Mais pour Feuerbach la véritable audition a eu lieu bien avant. C’est pendant l’attente, interminable, que l’homme fait réellement preuve de son talent. Dès lors qu’il met les pieds sur scène, il reprend son habit de comédien et retrouve toutes les émotions liées à son ancien métier. Alors en attendant, il tente d’impressionner l’assistant, de le convaincre. Il raconte des anecdotes, récite des vers de Goethe ou des incantations en italien.

Devant lui l’assistant du metteur en scène reste de marbre. La confrontation entre les deux personnages, si différents l’un de l’autre, est un choc. L’assistant est un homme arrogant, d’une toute autre génération. Il ne connaît rien du « théâtre d’hier », une case dans laquelle il range Feuerbach et qui ne mérite pas d’être considérée.

Feuerbach aussi est arrogant, à sa manière : il est convaincu de son talent et de savoir ce qu’est le théâtre. Son égo est mis à l’épreuve puisqu’il doit affronter une nouvelle réalité, celle d’un « nouveau théâtre » auquel il n’appartient pas.
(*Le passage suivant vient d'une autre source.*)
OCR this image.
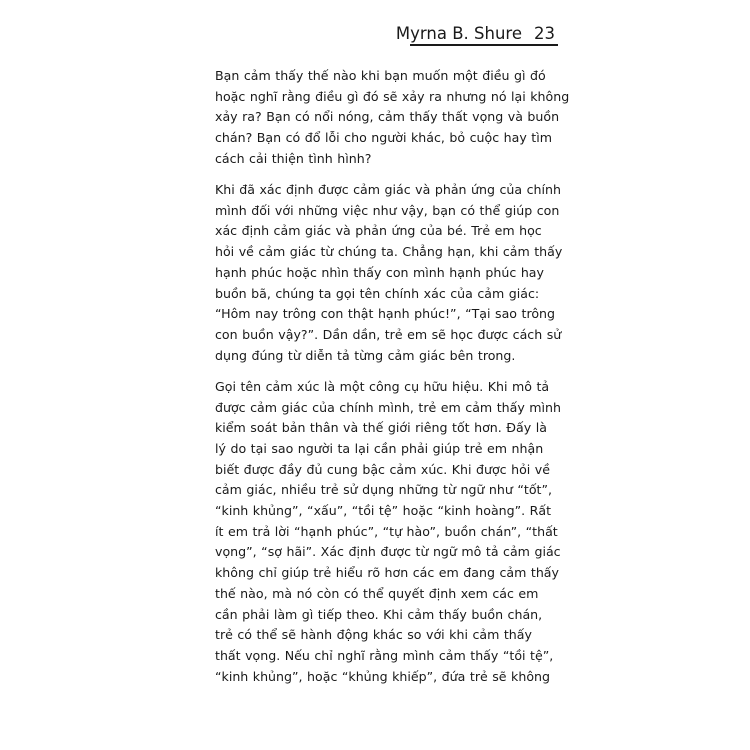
Myrna B. Shure 23

Bạn cảm thấy thế nào khi bạn muốn một điều gì đó
hoặc nghĩ rằng điều gì đó sẽ xảy ra nhưng nó lại không
xảy ra? Bạn có nổi nóng, cảm thấy thất vọng và buồn
chán? Bạn có đổ lỗi cho người khác, bỏ cuộc hay tìm
cách cải thiện tình hình?

Khi đã xác định được cảm giác và phản ứng của chính
mình đối với những việc như vậy, bạn có thể giúp con
xác định cảm giác và phản ứng của bé. Trẻ em học
hỏi về cảm giác từ chúng ta. Chẳng hạn, khi cảm thấy
hạnh phúc hoặc nhìn thấy con mình hạnh phúc hay
buồn bã, chúng ta gọi tên chính xác của cảm giác:
“Hôm nay trông con thật hạnh phúc!”, “Tại sao trông
con buồn vậy?”. Dần dần, trẻ em sẽ học được cách sử
dụng đúng từ diễn tả từng cảm giác bên trong.

Gọi tên cảm xúc là một công cụ hữu hiệu. Khi mô tả
được cảm giác của chính mình, trẻ em cảm thấy mình
kiểm soát bản thân và thế giới riêng tốt hơn. Đấy là
lý do tại sao người ta lại cần phải giúp trẻ em nhận
biết được đầy đủ cung bậc cảm xúc. Khi được hỏi về
cảm giác, nhiều trẻ sử dụng những từ ngữ như “tốt”,
“kinh khủng”, “xấu”, “tồi tệ” hoặc “kinh hoàng”. Rất
ít em trả lời “hạnh phúc”, “tự hào”, buồn chán”, “thất
vọng”, “sợ hãi”. Xác định được từ ngữ mô tả cảm giác
không chỉ giúp trẻ hiểu rõ hơn các em đang cảm thấy
thế nào, mà nó còn có thể quyết định xem các em
cần phải làm gì tiếp theo. Khi cảm thấy buồn chán,
trẻ có thể sẽ hành động khác so với khi cảm thấy
thất vọng. Nếu chỉ nghĩ rằng mình cảm thấy “tồi tệ”,
“kinh khủng”, hoặc “khủng khiếp”, đứa trẻ sẽ không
Les références et les attentes ne sont plus les mêmes. Désormais les acteurs qui ont de l’avenir, ce sont les chiens. L’assistant semble en effet porter plus d’attention aux allers et venues sur scène d’un chien, qui doit, lui aussi, passer une « audition » pour un rôle. Feuerbach a‑t-il encore sa place au théâtre, lui ?
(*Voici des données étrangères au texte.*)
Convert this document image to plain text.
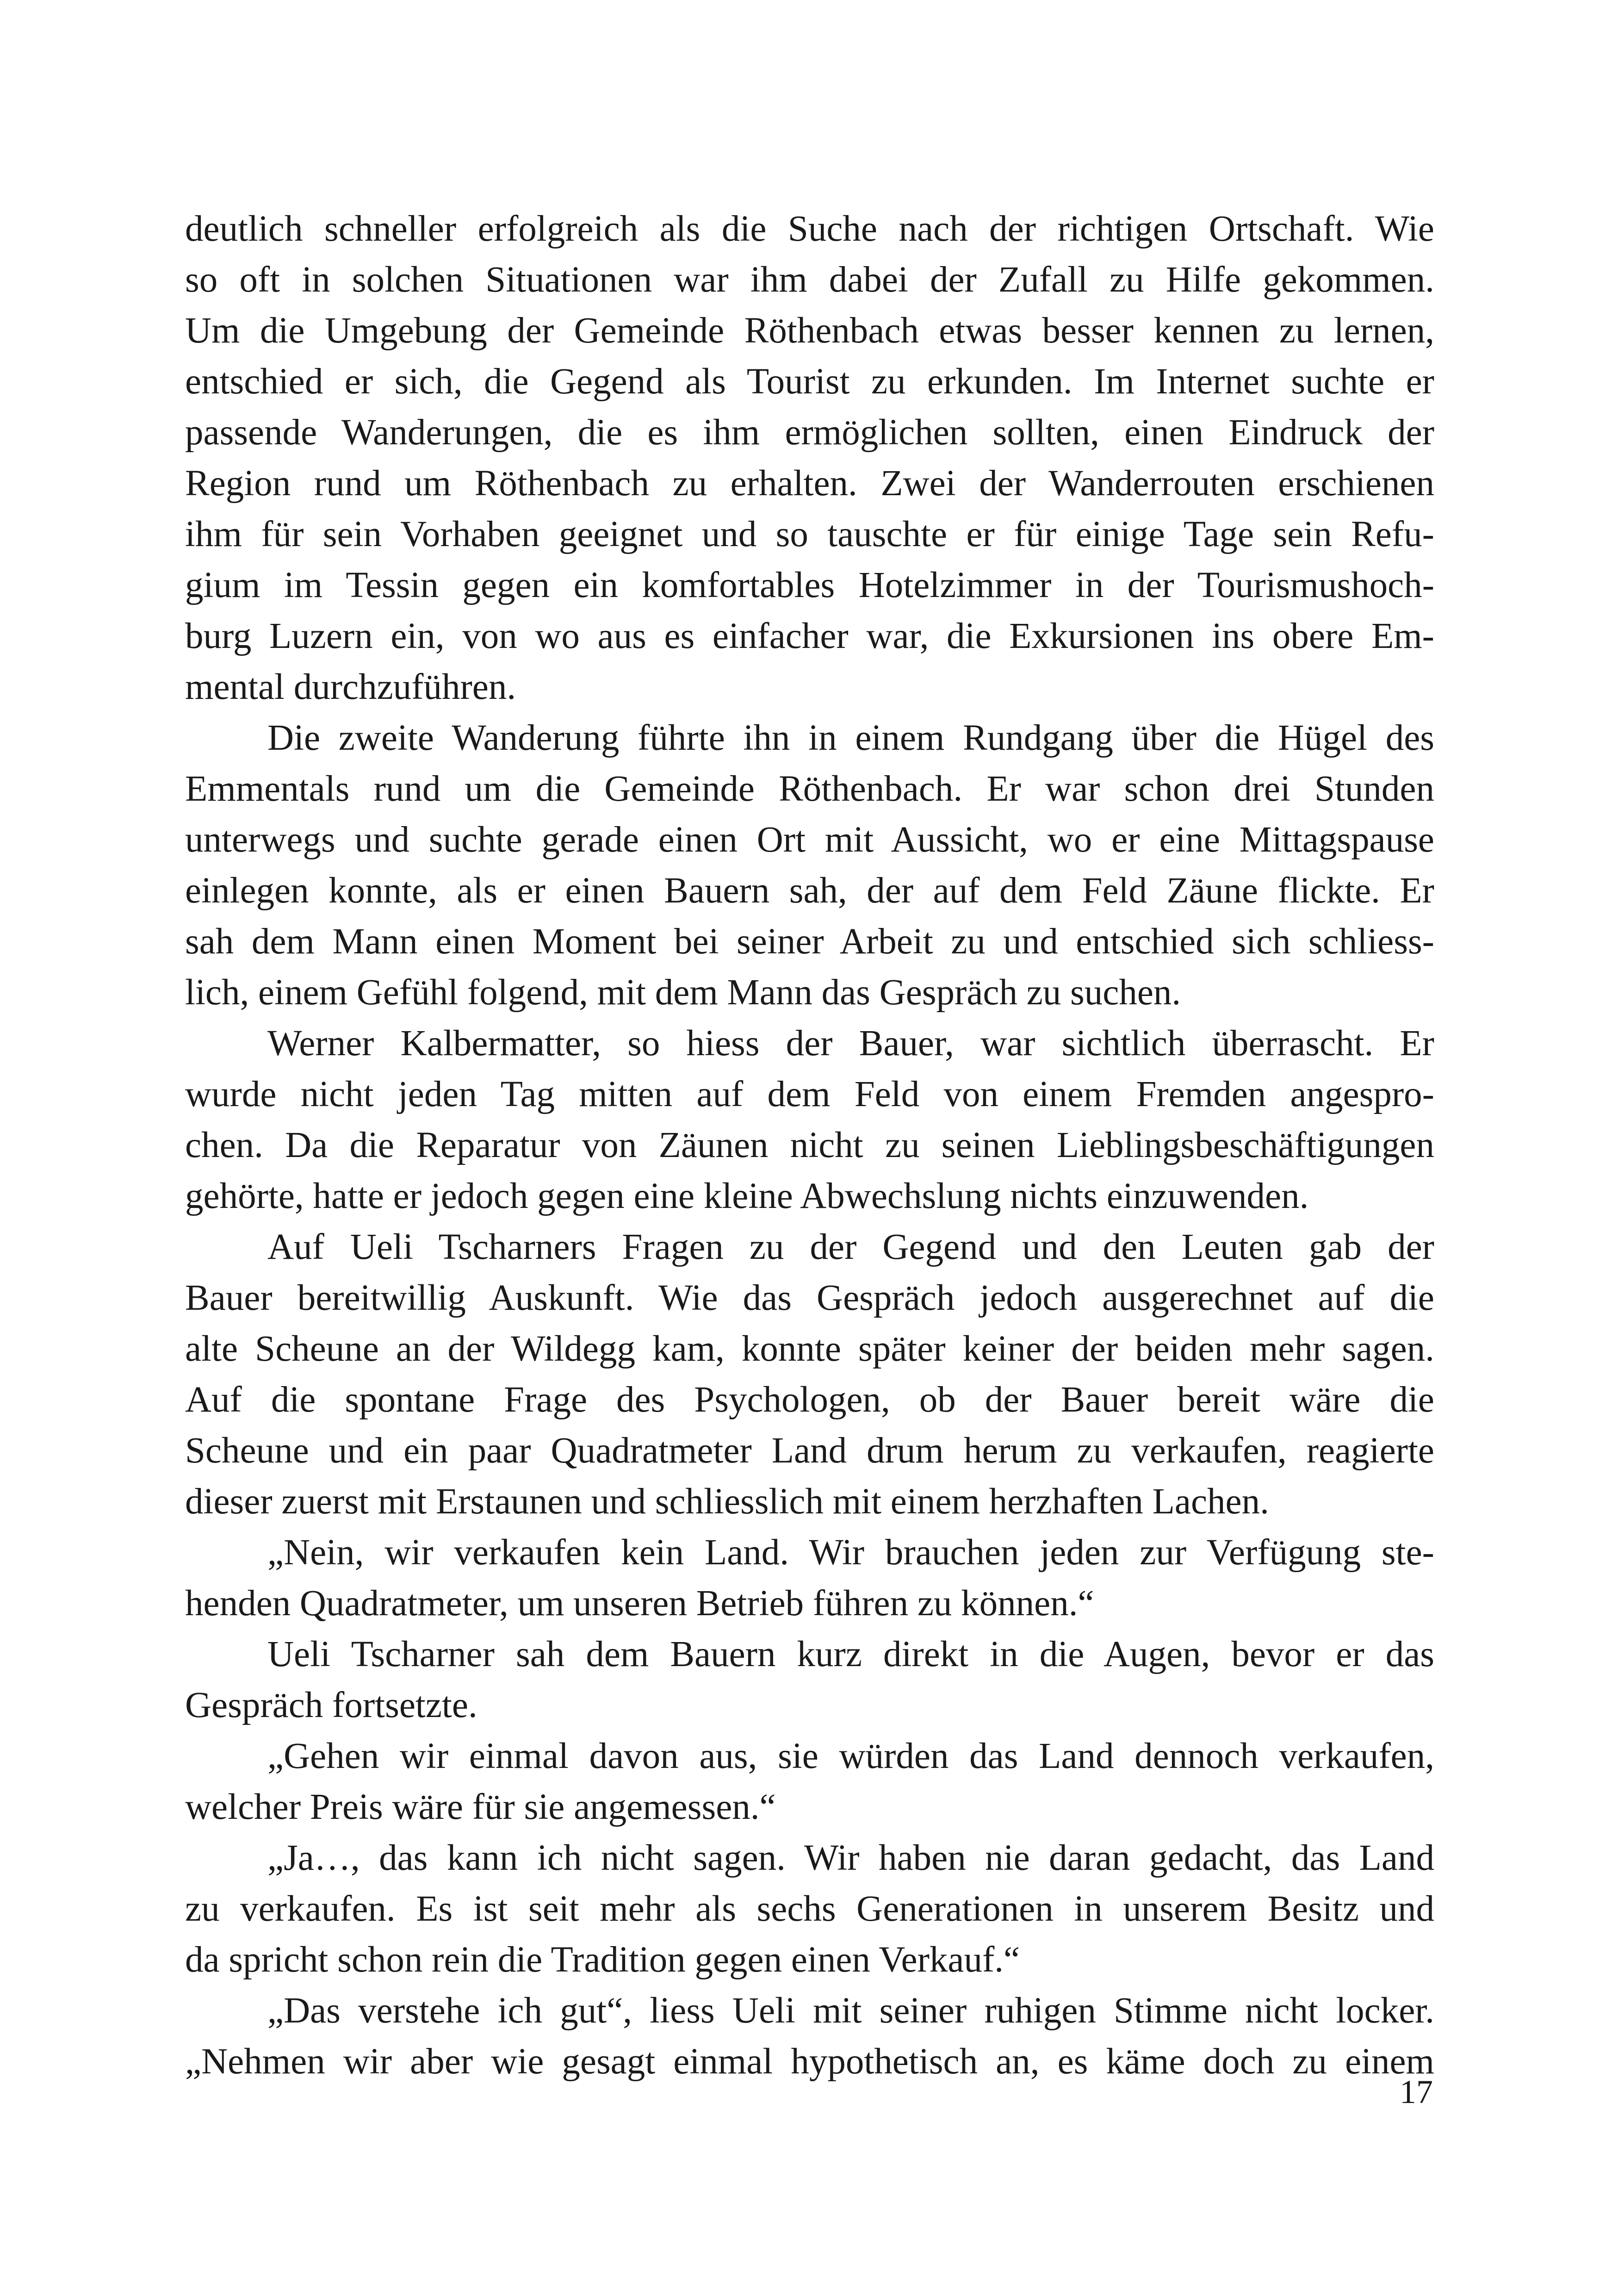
deutlich schneller erfolgreich als die Suche nach der richtigen Ortschaft. Wie
so oft in solchen Situationen war ihm dabei der Zufall zu Hilfe gekommen.
Um die Umgebung der Gemeinde Röthenbach etwas besser kennen zu lernen,
entschied er sich, die Gegend als Tourist zu erkunden. Im Internet suchte er
passende Wanderungen, die es ihm ermöglichen sollten, einen Eindruck der
Region rund um Röthenbach zu erhalten. Zwei der Wanderrouten erschienen
ihm für sein Vorhaben geeignet und so tauschte er für einige Tage sein Refu-
gium im Tessin gegen ein komfortables Hotelzimmer in der Tourismushoch-
burg Luzern ein, von wo aus es einfacher war, die Exkursionen ins obere Em-
mental durchzuführen.
Die zweite Wanderung führte ihn in einem Rundgang über die Hügel des
Emmentals rund um die Gemeinde Röthenbach. Er war schon drei Stunden
unterwegs und suchte gerade einen Ort mit Aussicht, wo er eine Mittagspause
einlegen konnte, als er einen Bauern sah, der auf dem Feld Zäune flickte. Er
sah dem Mann einen Moment bei seiner Arbeit zu und entschied sich schliess-
lich, einem Gefühl folgend, mit dem Mann das Gespräch zu suchen.
Werner Kalbermatter, so hiess der Bauer, war sichtlich überrascht. Er
wurde nicht jeden Tag mitten auf dem Feld von einem Fremden angespro-
chen. Da die Reparatur von Zäunen nicht zu seinen Lieblingsbeschäftigungen
gehörte, hatte er jedoch gegen eine kleine Abwechslung nichts einzuwenden.
Auf Ueli Tscharners Fragen zu der Gegend und den Leuten gab der
Bauer bereitwillig Auskunft. Wie das Gespräch jedoch ausgerechnet auf die
alte Scheune an der Wildegg kam, konnte später keiner der beiden mehr sagen.
Auf die spontane Frage des Psychologen, ob der Bauer bereit wäre die
Scheune und ein paar Quadratmeter Land drum herum zu verkaufen, reagierte
dieser zuerst mit Erstaunen und schliesslich mit einem herzhaften Lachen.
„Nein, wir verkaufen kein Land. Wir brauchen jeden zur Verfügung ste-
henden Quadratmeter, um unseren Betrieb führen zu können.“
Ueli Tscharner sah dem Bauern kurz direkt in die Augen, bevor er das
Gespräch fortsetzte.
„Gehen wir einmal davon aus, sie würden das Land dennoch verkaufen,
welcher Preis wäre für sie angemessen.“
„Ja…, das kann ich nicht sagen. Wir haben nie daran gedacht, das Land
zu verkaufen. Es ist seit mehr als sechs Generationen in unserem Besitz und
da spricht schon rein die Tradition gegen einen Verkauf.“
„Das verstehe ich gut“, liess Ueli mit seiner ruhigen Stimme nicht locker.
„Nehmen wir aber wie gesagt einmal hypothetisch an, es käme doch zu einem
17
Dans un message écrit pour la Journée internationale du théâtre en 2013, Tankred Dorst écrit : « Nous ne cessons de nous poser cette question : le théâtre est-il encore en phase avec son époque ? ». La pièce Moi, Feuerbach nous offre une réflexion sur cet art, à la fois sur son avenir et sur l’effet qu’il a sur ceux qui le pratiquent. Lors de la présentation de la pièce au théâtre Prospéro, Gabriel Arcand dit : « je pense que dans ce texte, il y a tout ce que j’ai déjà entendu, tout ce que j’ai déjà vu dire sur le théâtre. Tout est là ; le théâtre comme on le haït, comme on l’aime, comment on voudrait qu’il (ne) soit (pas) pratiqué par les autres. »

C’est le théâtre qui a donné son heure de gloire à Feuerbach, mais qui l’aura également brisé. Au fur et à mesure de la pièce le comédien se dévoile ; derrière le grand acteur d’antan, en apparence sûr de lui, il y a évidemment un homme fragile, qui n’envisage d’autre métier que celui de comédien, mais qui sait aussi au fond de lui que c’est ce métier qui l’a mené à bout.

Malgré tout, il manque quelque chose à la pièce pour qu’on en ressorte totalement comblé. Le texte est parfois dur à suivre, et la mise en scène n’est pas totalement convaincante. À l’image du décor (une scène de théâtre en construction), la pièce peut sembler un peu « désordonnée », et  comme les personnages on a parfois l’impression de se perdre dans les discours. Mais Gabriel Arcand est formidable dans son interprétation de Feuerbach, un rôle qu’il reprend ici après dix-huit ans. C’est lui qui est au centre de la pièce, et qui porte ce texte. Alors pour lui, et pour réfléchir sur le théâtre, il faudra voir la pièce.